Austrian opera singer

Franz Wild (31 December 1791 – 1 January 1860) was an Austrian operatic tenor. In a very successful career he appeared in operas and in concerts in Austria and Germany, and was engaged for many years at the Theater am Kärntnertor in Vienna.

==Life==
===Early life and career===
Wild was born on the New Year's Eve of 1791 in Niederhollabrunn, near Vienna. From 1799 he sang in the choir of Klosterneuburg Monastery, where his musical talent was noted. In 1804 he became a singer in the Wiener Hofmusikkapelle, sent there by Antonio Salieri from whom he received lessons. He attended the Schottengymnasium in Vienna, and was a member of the chorus of the Theater in der Josefstadt, the Theater in der Leopoldstadt, and later in the Theater am Kärntnertor (the Royal Court Theatre) where he was given small solo parts.

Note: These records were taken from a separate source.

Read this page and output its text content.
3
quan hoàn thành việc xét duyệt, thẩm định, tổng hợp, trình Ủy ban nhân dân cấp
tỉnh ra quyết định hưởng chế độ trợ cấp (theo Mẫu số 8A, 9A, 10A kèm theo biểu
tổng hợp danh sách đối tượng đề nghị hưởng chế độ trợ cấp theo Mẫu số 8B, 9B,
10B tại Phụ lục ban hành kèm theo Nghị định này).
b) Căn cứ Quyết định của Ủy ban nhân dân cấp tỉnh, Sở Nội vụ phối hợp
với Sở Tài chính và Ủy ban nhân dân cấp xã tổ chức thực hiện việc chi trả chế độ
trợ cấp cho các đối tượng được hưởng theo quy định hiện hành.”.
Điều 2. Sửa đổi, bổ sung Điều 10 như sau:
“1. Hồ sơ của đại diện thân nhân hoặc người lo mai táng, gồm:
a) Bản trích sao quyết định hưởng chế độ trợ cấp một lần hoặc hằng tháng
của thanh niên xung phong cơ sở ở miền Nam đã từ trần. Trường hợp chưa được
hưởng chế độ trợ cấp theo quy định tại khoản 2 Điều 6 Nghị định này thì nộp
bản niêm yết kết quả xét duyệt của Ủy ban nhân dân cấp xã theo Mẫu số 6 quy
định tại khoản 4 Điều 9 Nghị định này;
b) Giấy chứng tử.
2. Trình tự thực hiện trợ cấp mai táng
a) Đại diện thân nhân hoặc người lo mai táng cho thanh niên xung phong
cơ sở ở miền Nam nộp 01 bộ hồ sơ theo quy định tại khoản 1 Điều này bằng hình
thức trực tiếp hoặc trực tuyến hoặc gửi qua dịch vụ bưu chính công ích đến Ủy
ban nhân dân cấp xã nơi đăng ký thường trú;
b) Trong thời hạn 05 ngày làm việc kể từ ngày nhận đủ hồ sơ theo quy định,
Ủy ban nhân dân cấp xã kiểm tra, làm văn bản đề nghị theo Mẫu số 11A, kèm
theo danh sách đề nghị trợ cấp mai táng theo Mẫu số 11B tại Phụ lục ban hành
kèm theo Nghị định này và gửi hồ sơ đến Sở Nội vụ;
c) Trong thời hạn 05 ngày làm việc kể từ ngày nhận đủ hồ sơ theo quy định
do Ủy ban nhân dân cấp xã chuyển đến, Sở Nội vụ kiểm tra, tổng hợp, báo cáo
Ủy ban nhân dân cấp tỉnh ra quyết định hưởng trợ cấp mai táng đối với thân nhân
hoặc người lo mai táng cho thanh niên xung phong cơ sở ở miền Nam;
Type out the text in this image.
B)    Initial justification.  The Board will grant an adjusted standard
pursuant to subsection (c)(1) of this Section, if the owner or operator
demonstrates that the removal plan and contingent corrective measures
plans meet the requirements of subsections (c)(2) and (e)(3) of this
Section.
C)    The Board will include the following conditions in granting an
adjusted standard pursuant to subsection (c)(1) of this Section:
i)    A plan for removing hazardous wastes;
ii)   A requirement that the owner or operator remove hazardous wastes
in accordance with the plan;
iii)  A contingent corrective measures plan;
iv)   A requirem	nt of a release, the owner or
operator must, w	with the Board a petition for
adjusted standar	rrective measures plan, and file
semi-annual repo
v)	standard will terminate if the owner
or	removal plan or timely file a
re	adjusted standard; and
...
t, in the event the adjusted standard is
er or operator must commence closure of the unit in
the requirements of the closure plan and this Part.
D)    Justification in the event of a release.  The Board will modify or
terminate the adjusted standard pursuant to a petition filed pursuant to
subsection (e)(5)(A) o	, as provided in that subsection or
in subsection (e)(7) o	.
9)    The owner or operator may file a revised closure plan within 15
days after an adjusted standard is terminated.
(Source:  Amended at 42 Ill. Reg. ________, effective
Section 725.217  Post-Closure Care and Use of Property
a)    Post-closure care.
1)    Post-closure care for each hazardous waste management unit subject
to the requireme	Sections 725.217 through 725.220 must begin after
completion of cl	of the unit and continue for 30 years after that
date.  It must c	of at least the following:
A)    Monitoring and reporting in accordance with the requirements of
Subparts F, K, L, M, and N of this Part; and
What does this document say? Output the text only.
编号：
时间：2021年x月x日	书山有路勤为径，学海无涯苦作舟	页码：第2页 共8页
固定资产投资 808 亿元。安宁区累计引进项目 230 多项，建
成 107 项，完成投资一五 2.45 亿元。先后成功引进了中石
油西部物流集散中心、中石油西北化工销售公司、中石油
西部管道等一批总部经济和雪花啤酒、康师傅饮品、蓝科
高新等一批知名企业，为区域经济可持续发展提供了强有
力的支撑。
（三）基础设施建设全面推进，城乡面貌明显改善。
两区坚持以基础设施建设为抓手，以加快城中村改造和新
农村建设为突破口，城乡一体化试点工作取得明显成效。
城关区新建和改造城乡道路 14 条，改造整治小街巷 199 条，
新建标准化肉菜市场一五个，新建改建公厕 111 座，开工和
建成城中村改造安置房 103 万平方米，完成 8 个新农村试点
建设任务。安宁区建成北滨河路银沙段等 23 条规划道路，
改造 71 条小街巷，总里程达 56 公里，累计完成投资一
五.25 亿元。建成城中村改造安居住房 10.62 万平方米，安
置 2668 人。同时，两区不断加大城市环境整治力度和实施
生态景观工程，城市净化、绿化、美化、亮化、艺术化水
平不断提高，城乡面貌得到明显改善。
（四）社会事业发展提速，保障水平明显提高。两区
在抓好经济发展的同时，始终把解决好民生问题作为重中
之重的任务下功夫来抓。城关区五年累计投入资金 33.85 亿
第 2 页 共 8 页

Through the mediation of Johann Nepomuk Hummel he was engaged in 1810 with the court orchestra of Nikolaus II, Prince Esterházy at Eisenstadt. In 1811 he was engaged by Ferdinánd Pálffy at the Theater an der Wien, where his debut was as Ramiro in Cinderella by Nicolas Isouard. From 1814 he was also in the court theatre. He had success in many operas including Mozart's The Magic Flute (as Tamino) and Don Giovanni (as Don Ottavio, later as Don Giovanni). In 1814 he married Maria Josepha Theresia von Kirchstetten, an actress at the Theater an der Wien.

===Darmstadt and Kassel, and return to Vienna===
He toured Germany with great success in 1816, and in the following year was engaged at the court theatre in Darmstadt, remaining there until 1825, when he became a singer at the court theatre in Kassel. He returned to Vienna in 1829, where he was given a permanent engagement with the court theatre. He subsequently appeared in operas including Hérold's Zampa, Rossini's Otello and William Tell, Donizetti's Belisario, Bellini's Norma and Auber's Fra Diavolo. In the 1840s he was stage director.

He was also active as a concert singer. He appeared elsewhere in Austria and Europe, including St Petersburg in 1839 and London in 1840, where he appeared as Max in Weber's Der Freischütz.

He retired from the court theatre in 1855, and he died in Vienna on the New Year's Day of 1860, one day after his 68th birthday. A statue of Wild, by the sculptor Raimund Novak, was unveiled in May 1865 at a ceremony at his grave in Währinger Cemetery.

==Meetings with Beethoven==
In his autobiography Blätter der Erinnerung, published in 1860, Wild reminisces about encounters with Ludwig van Beethoven. Wild's performance of Beethoven's song "Adelaide" impressed him such that he was willing to accompany him, and intended to orchestrate the accompaniment; instead he composed for Wild the song "An die Hoffnung" ("To Hope") Op. 94, which he accompanied at a concert.

==Description==
His biographer in the Biographisches Lexikon des Kaiserthums Oesterreich (1888) wrote: "His sounds were praised for rare tonal beauty, strength and fullness; they always flowed easily, naturally and unforced from his mouth. Although not tall, he was handsome and firmly built, he had eyes full of fire, an expressive face and all the capabilities necessary to make his movements effective, which in themselves were always natural, full of life and quite without exaggeration." His biographer in the Allgemeine Deutsche Biographie (1897) wrote: "Wild's voice had no equal. An indescribable melting and harmonious sound was combined with a strength and fullness, which gave to his voice that pithy timbre that penetrated to the heart with irresistible power, and the ear that heard it once never again forgot it."